Let $R$ be a $p$-adically complete local ring with valuation $v_R$ and maximal ideal $\mathfrak{m}_R = \{ x \in R \mid v_R(x) > 0\}$. Then we have its quotient ring $R/p^n$.
How can I show that $\mu_{p^\infty}(R/p^n) = (1 + \mathfrak{m}_R)/p^n$?
Here for a ring $S$, I mean $\mu_{p^\infty}(S) = \varinjlim_{k \geq 1} \mu_{p^k}(S) = \{ x \in S \mid \exists k \geq 1 \text{ such that } x^{p^k} = 1\}$.
My attempt: For '$\supset$': suppose $1 + x \in (1 + \mathfrak{m}_R)/p^n$. Then $v_R(x) > 0$ and we can define $N := \max(\log_p\left(\frac{v_R(p^n)}{v_R(x)}\right),n)$. Then for $k \in \mathbb{Z}_{\geq N}$ we have $p^k \geq p^N \geq \frac{v_R(p^n)}{v_R(x)}$ hence $v_R(x^{p^k}) \geq v_R(p^n)$ which means $x^{p^k} = a p^n$ for some $a \in R$ and $x^{p^k} = 0$ in $R/p^n$.
Also we have in $R/p^n$ that $(1+x)^{p^k} = 1 + x^{p^k}$ because $k \geq n$, so $(1+x)^{p^k} = 1 + x^{p^k} = 1$ in $R/p^n$, which means $1+x \in \mu_{p^k}(R/p^n) \subset \mu_{p^\infty}(R/p^n)$.
For '$\subset$': suppose $x \in \mu_{p^\infty}(R/p^n)$, so $x^{p^k} = 1$ for some $k \geq 1$. We may assume that $k \geq n$. Then $(x-1)^{p^k} = x^{p^k} -1 = 0$ in $R/p^n$ which means $(x-1)^{p^k} = a p^n$ for some $a \in R$. Then $v_R(x-1)= \frac{v_R( a p^n)}{p^k} \geq \frac{n}{p^k} v_R(p) > 0$ so $x-1 \in \mathfrak{m}_R$, which means $x = 1 + (x-1) \in 1 + \mathfrak{m}_R$.
Here’s how I would do it.
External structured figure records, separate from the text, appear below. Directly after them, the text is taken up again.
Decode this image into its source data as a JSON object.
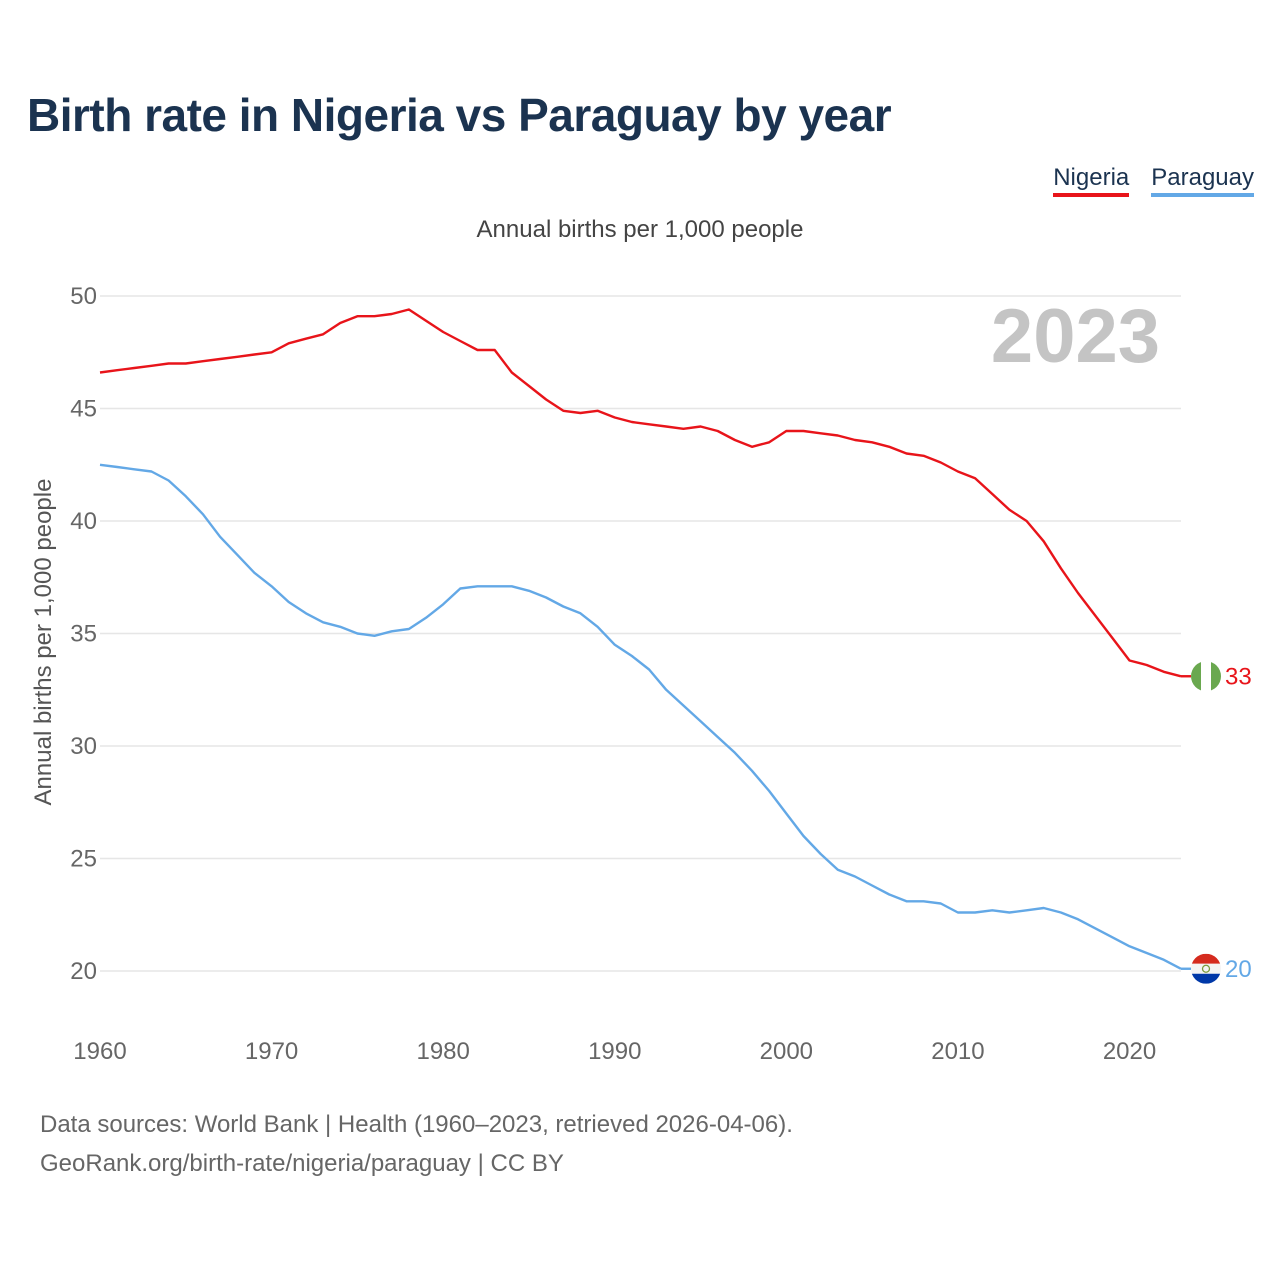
{
  "header": {
    "title": "Birth rate in Nigeria vs Paraguay by year"
  },
  "legend": {
    "items": [
      {
        "label": "Nigeria",
        "color": "#e8141a"
      },
      {
        "label": "Paraguay",
        "color": "#63a8e6"
      }
    ]
  },
  "footer": {
    "line1": "Data sources: World Bank | Health (1960–2023, retrieved 2026-04-06).",
    "line2": "GeoRank.org/birth-rate/nigeria/paraguay | CC BY"
  },
  "chart_data": {
    "type": "line",
    "title": "Birth rate in Nigeria vs Paraguay by year",
    "subtitle": "Annual births per 1,000 people",
    "ylabel": "Annual births per 1,000 people",
    "xlabel": "",
    "year_label": "2023",
    "xlim": [
      1960,
      2023
    ],
    "ylim": [
      18,
      50
    ],
    "x_ticks": [
      1960,
      1970,
      1980,
      1990,
      2000,
      2010,
      2020
    ],
    "y_ticks": [
      20,
      25,
      30,
      35,
      40,
      45,
      50
    ],
    "grid": true,
    "legend_position": "top-right",
    "x": [
      1960,
      1961,
      1962,
      1963,
      1964,
      1965,
      1966,
      1967,
      1968,
      1969,
      1970,
      1971,
      1972,
      1973,
      1974,
      1975,
      1976,
      1977,
      1978,
      1979,
      1980,
      1981,
      1982,
      1983,
      1984,
      1985,
      1986,
      1987,
      1988,
      1989,
      1990,
      1991,
      1992,
      1993,
      1994,
      1995,
      1996,
      1997,
      1998,
      1999,
      2000,
      2001,
      2002,
      2003,
      2004,
      2005,
      2006,
      2007,
      2008,
      2009,
      2010,
      2011,
      2012,
      2013,
      2014,
      2015,
      2016,
      2017,
      2018,
      2019,
      2020,
      2021,
      2022,
      2023
    ],
    "series": [
      {
        "name": "Nigeria",
        "color": "#e8141a",
        "end_label": "33",
        "values": [
          46.6,
          46.7,
          46.8,
          46.9,
          47.0,
          47.0,
          47.1,
          47.2,
          47.3,
          47.4,
          47.5,
          47.9,
          48.1,
          48.3,
          48.8,
          49.1,
          49.1,
          49.2,
          49.4,
          48.9,
          48.4,
          48.0,
          47.6,
          47.6,
          46.6,
          46.0,
          45.4,
          44.9,
          44.8,
          44.9,
          44.6,
          44.4,
          44.3,
          44.2,
          44.1,
          44.2,
          44.0,
          43.6,
          43.3,
          43.5,
          44.0,
          44.0,
          43.9,
          43.8,
          43.6,
          43.5,
          43.3,
          43.0,
          42.9,
          42.6,
          42.2,
          41.9,
          41.2,
          40.5,
          40.0,
          39.1,
          37.9,
          36.8,
          35.8,
          34.8,
          33.8,
          33.6,
          33.3,
          33.1
        ]
      },
      {
        "name": "Paraguay",
        "color": "#63a8e6",
        "end_label": "20",
        "values": [
          42.5,
          42.4,
          42.3,
          42.2,
          41.8,
          41.1,
          40.3,
          39.3,
          38.5,
          37.7,
          37.1,
          36.4,
          35.9,
          35.5,
          35.3,
          35.0,
          34.9,
          35.1,
          35.2,
          35.7,
          36.3,
          37.0,
          37.1,
          37.1,
          37.1,
          36.9,
          36.6,
          36.2,
          35.9,
          35.3,
          34.5,
          34.0,
          33.4,
          32.5,
          31.8,
          31.1,
          30.4,
          29.7,
          28.9,
          28.0,
          27.0,
          26.0,
          25.2,
          24.5,
          24.2,
          23.8,
          23.4,
          23.1,
          23.1,
          23.0,
          22.6,
          22.6,
          22.7,
          22.6,
          22.7,
          22.8,
          22.6,
          22.3,
          21.9,
          21.5,
          21.1,
          20.8,
          20.5,
          20.1
        ]
      }
    ]
  }
}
For $\subset$, $R/m_R$ is a field of characteristic $p$, so only $1$ is a $p^n$-th root of unity for any $n$. Thus $\mu_{p^{\infty}}(R/(p^n))$ must map to $1$ under reduction mod $m_R$, QED.
For $\supset$, normalize $v_R$ so that $v_R(p)=1$. Let $x =1+y \in 1+m_R$. Then $\Phi_{p^k}(x)=\Phi_p(x^{p^{k-1}})$ is congruent to $\Phi_p(1)=p$ mod $y$, and therefore $v_R(\Phi_{p^k}(x))\geq\min(1,v_R(y))$.
Therefore, if $k \geq 1$, $v_R(x^{p^k}-1) =v_R(y)+ \sum_{1 \leq l \leq k}{v_R(\Phi_{p^l}(x))} \geq v_R(y)+k\min(1,v_R(y))$.
So for large enough $k$, $x^{p^k}$ is congruent to $1$ mod $p^n$, and $x \in \mu_{p^{\infty}}(R/(p^n))$.